New in Tiny Watcher 1.11 (Oct 31, 2006)

  • New action "Volatile": available for changed registry entries and files, it allows to mark an item as "volatile". No further warning will be generated when this item changes again in the future.
  • "Confirm" action is now available for a process file that cannot be accessed. Big thanks to Gary P. Simmons, and John J. Zahn for mentioning the problem to me.
  • "Confirm" action is now available for a process which executable file path cannot be obtained (still not sure that the case will happen, though; please contact me if you see one).
  • "Registry" action now pilots regedit.exe to find the relevant key (very convenient).
  • "Explorer" action now automatically selects the file when the explorer opens (big thanks to Luke Hamburg for suggestion).

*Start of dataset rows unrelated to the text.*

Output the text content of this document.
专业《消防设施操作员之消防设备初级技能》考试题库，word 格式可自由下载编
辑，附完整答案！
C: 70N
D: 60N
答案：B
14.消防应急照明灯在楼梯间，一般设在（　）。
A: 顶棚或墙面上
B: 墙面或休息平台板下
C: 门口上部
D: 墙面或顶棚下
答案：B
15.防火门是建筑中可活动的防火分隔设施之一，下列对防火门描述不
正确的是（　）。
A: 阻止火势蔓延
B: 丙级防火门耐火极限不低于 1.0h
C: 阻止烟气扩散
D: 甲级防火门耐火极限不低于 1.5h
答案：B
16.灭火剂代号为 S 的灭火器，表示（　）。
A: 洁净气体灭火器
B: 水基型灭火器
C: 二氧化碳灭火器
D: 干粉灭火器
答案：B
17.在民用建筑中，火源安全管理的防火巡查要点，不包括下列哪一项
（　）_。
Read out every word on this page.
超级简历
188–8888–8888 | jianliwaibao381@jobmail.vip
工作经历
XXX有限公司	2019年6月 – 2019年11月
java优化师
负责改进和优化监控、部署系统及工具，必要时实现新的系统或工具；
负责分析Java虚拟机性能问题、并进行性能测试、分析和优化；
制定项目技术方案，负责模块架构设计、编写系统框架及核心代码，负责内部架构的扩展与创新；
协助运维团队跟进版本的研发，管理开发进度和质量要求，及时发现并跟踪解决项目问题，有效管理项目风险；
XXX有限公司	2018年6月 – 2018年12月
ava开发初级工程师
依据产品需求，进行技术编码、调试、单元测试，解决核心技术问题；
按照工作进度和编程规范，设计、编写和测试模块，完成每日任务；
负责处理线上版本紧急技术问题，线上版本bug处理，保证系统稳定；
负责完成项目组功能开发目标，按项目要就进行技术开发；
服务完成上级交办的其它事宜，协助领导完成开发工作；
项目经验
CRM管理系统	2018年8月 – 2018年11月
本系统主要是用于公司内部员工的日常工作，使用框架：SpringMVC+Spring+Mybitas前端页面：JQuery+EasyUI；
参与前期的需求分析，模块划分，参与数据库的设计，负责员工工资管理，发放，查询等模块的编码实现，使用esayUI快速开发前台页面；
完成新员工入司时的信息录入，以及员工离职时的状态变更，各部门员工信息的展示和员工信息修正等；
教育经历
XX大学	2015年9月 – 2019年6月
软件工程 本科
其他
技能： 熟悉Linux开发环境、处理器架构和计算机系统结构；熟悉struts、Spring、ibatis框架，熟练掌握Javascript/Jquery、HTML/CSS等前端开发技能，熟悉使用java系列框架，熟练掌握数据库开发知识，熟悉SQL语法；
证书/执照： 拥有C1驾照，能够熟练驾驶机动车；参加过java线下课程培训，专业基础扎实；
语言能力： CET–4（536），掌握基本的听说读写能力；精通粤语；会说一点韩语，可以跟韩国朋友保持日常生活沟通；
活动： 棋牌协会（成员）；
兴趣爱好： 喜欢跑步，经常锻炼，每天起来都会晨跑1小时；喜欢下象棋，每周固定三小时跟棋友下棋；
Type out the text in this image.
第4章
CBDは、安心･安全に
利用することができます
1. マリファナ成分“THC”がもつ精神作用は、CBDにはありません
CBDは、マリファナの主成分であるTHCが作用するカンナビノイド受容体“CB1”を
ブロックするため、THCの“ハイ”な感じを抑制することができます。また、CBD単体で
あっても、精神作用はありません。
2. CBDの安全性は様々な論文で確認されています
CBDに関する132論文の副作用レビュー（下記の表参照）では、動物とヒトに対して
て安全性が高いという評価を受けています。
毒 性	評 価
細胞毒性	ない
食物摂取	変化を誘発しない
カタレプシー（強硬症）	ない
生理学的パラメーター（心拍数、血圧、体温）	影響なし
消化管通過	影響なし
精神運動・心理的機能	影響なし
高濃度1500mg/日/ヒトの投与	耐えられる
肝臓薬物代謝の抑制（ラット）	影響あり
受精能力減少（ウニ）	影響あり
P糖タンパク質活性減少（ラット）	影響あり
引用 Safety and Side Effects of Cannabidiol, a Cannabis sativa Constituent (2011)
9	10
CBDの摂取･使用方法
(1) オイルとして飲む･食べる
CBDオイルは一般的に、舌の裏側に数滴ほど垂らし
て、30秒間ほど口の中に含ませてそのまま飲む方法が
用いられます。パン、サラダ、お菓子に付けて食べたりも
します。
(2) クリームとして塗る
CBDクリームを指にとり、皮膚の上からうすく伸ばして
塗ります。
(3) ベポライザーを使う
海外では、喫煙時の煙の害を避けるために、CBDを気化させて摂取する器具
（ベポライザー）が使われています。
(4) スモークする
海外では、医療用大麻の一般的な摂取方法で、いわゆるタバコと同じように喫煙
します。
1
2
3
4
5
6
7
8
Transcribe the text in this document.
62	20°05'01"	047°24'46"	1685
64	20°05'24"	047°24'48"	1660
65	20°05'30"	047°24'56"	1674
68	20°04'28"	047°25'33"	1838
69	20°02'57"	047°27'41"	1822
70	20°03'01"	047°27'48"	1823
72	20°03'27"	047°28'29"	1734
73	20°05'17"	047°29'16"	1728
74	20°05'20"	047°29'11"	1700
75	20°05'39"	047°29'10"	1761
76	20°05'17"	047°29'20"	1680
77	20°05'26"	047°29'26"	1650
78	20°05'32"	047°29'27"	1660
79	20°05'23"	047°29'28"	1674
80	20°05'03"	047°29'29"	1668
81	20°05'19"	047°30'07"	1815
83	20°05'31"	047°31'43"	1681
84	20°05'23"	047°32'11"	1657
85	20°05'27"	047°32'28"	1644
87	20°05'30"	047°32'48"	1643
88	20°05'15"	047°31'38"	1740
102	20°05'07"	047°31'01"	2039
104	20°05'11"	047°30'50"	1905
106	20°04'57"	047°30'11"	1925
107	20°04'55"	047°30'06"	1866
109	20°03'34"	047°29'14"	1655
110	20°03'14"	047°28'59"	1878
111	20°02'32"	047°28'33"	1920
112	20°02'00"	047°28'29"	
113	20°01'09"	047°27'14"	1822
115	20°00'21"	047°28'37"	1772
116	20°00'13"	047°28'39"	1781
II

  • Contextual menu if right-clic on an item in the warning list.
  • New action "Show content" (in contextual menu only). Shows a file's content. The command is customizable from the Options window (default is running notepad).
  • "Explorer" and "Show content" propose a popup menu for selection if more than one file path is mentioned in the warning (before that the first file was taken by default).
  • Added ".../system32/drivers/etc/hosts" file to scanned files. Some malware are known to modify this file to "forbid" access to popular antivirus websites.
  • "Remove" action on a running process terminates it brutally (added because some malwares block the opening of the Task Manager).
  • Warning list table now remembers the width of each column (thanks Luke Hamburg for suggestion).
  • "Select all" button instead of "Confirm all". To do a "Confirm all", click "Select all", then "Confirm".
  • Explorer button is not "greyed" anymore even if no path is found in warning message (path defaults to "C:").
  • Machine refuses to shutdown when watcher is open (problem list or systray icon).
  • "=" in a file name makes watcher give "file created" warning endlessly.
  • Special characters in a file name makes watcher give "file created" warning endlessly (followed by an error message if user "confirms" the warning).
  • Systematic crash after error message (t_util.cpp, line 908) if Watcher.ini contains a line like entry=" (only one opening quote, empty string). Thanks a lot, Mister Barn! :)
  • Files which were in ignore list once were staying ignored even if removed from the list.
  • Problems when running 2 instances together (and error message main.cpp, line 194). Now shows a regular error message "Watcher is already running".
  • Abusive error message if user uses the ENTER key over the systray icon (instead of space or mouse click).
  • Abusive error message (chkTask.cpp, line 141) when a scheduled task has no executable path (ignore was continuing fine). Thanks to Doug for signaling the problem.
  • Abusive error message (chkFile.cpp, line 389) when choosing "Disable" on a new directory (ignore was continuing fine).
  • Abusive error message (t_util.cpp, line 252) when selecting a warning that contains a path with redundant "/" or "" (like "C:Windowsfoo.bat").